MNIST VAE

class deepobs.pytorch.testproblems.mnist_vae.mnist_vae(batch_size, l2_reg=None)[source]

DeepOBS test problem class for a variational autoencoder (VAE) on MNIST.

The network has been adapted from the here and consists of an encoder:

  • With three convolutional layers with each 64 filters.
  • Using a leaky ReLU activation function with \(\alpha = 0.3\)
  • Dropout layers after each convolutional layer with a rate of 0.2.

and an decoder:

  • With two dense layers with 24 and 49 units and leaky ReLU activation.
  • With three deconvolutional layers with each 64 filters.
  • Dropout layers after the first two deconvolutional layer with a rate of 0.2.
  • A final dense layer with 28 x 28 units and sigmoid activation.
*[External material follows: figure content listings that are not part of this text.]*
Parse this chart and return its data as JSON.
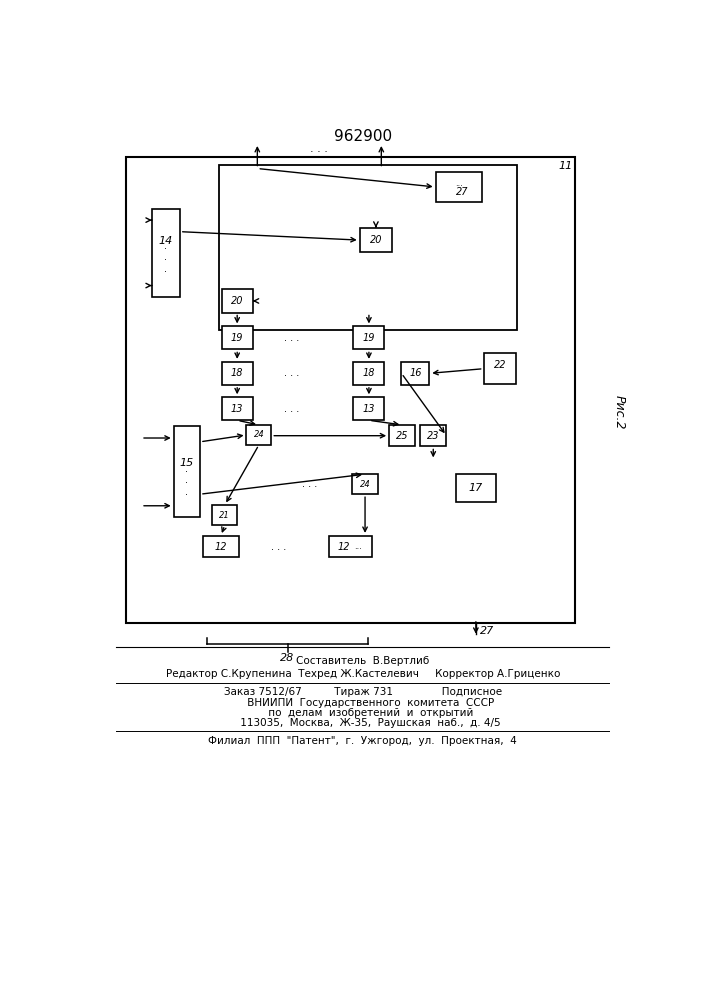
{
  "title": "962900",
  "background": "#ffffff",
  "line_color": "#000000",
  "footer_lines": [
    "Составитель  В.Вертлиб",
    "Редактор С.Крупенина  Техред Ж.Кастелевич     Корректор А.Гриценко",
    "Заказ 7512/67          Тираж 731               Подписное",
    "     ВНИИПИ  Государственного  комитета  СССР",
    "     по  делам  изобретений  и  открытий",
    "     113035,  Москва,  Ж-35,  Раушская  наб.,  д. 4/5",
    "Филиал  ППП  \"Патент\",  г.  Ужгород,  ул.  Проектная,  4"
  ]
}
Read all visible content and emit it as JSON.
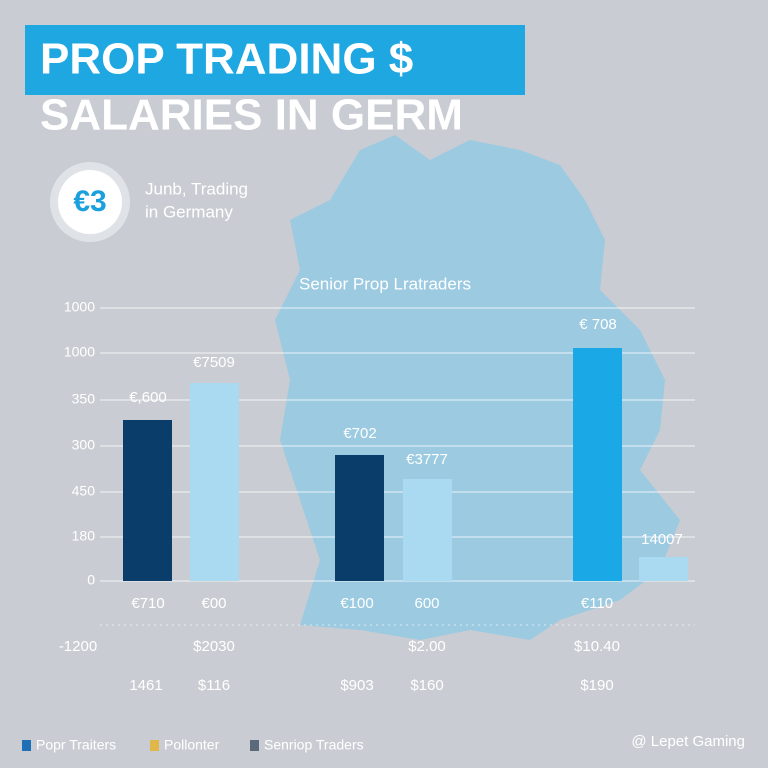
{
  "header": {
    "title": "PROP TRADING $",
    "subtitle": "SALARIES IN GERM"
  },
  "badge": {
    "icon": "€3",
    "lines": [
      "Junb, Trading",
      "in Germany"
    ]
  },
  "chart_title": "Senior Prop Lratraders",
  "y_labels": [
    "1000",
    "1000",
    "350",
    "300",
    "450",
    "180",
    "0"
  ],
  "bars": [
    {
      "label": "€,600"
    },
    {
      "label": "€7509"
    },
    {
      "label": "€702"
    },
    {
      "label": "€3777"
    },
    {
      "label": "€ 708"
    },
    {
      "label": "14007"
    }
  ],
  "rows": [
    [
      "€710",
      "€00",
      "€100",
      "600",
      "€110"
    ],
    [
      "-1200",
      "$2030",
      "$2.00",
      "$10.40"
    ],
    [
      "1461",
      "$116",
      "$903",
      "$160",
      "$190"
    ]
  ],
  "legend": [
    "Popr Traiters",
    "Pollonter",
    "Senriop Traders"
  ],
  "credit": "@ Lepet Gaming"
}
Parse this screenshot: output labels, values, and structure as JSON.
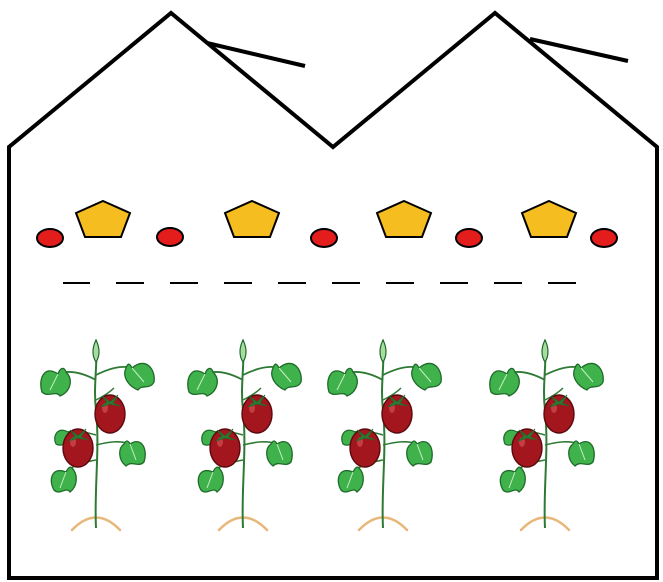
{
  "colors": {
    "outline": "#000000",
    "background": "#ffffff",
    "lamp_fill": "#f5bd1f",
    "dot_fill": "#e31c1c",
    "leaf_fill": "#3fb24b",
    "leaf_dark": "#1f6b2a",
    "tomato_fill": "#a3161d",
    "tomato_dark": "#5a0a0e",
    "stem": "#2e7a34",
    "root": "#e8b77a"
  },
  "greenhouse": {
    "roof_vents": 2,
    "lamp_icon": "pentagon-lamp-icon",
    "dot_icon": "red-oval-dot-icon",
    "dash_icon": "dash-line-icon",
    "plant_icon": "tomato-plant-icon",
    "lamps": 4,
    "dots": 5,
    "dashes": 10,
    "plants": 4
  }
}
No regularization is used.

Parameters:
  • batch_size (int) -- Batch size to use.
  • l2_reg (float) -- No L2-Regularization (weight decay) is used in this test problem. Defaults to None and any input here is ignored.
data

The DeepOBS data set class for MNIST.

loss_function

The loss function for this testproblem (vae_loss_function as defined in testproblem_utils)

net

The DeepOBS subclass of torch.nn.Module that is trained for this tesproblem (net_vae).

get_batch_loss_and_accuracy_func(reduction='mean', add_regularization_if_available=True)[source]

Get new batch and create forward function that calculates loss and accuracy (if available) on that batch.

Parameters:
  • reduction (str) -- The reduction that is used for returning the loss. Can be 'mean', 'sum' or 'none' in which case each indivual loss in the mini-batch is returned as a tensor.
  • add_regularization_if_available (bool) -- If true, regularization is added to the loss.
Returns:

The function that calculates the loss/accuracy on the current batch.

Return type:

callable

set_up()[source]

Sets up the vanilla CNN test problem on MNIST.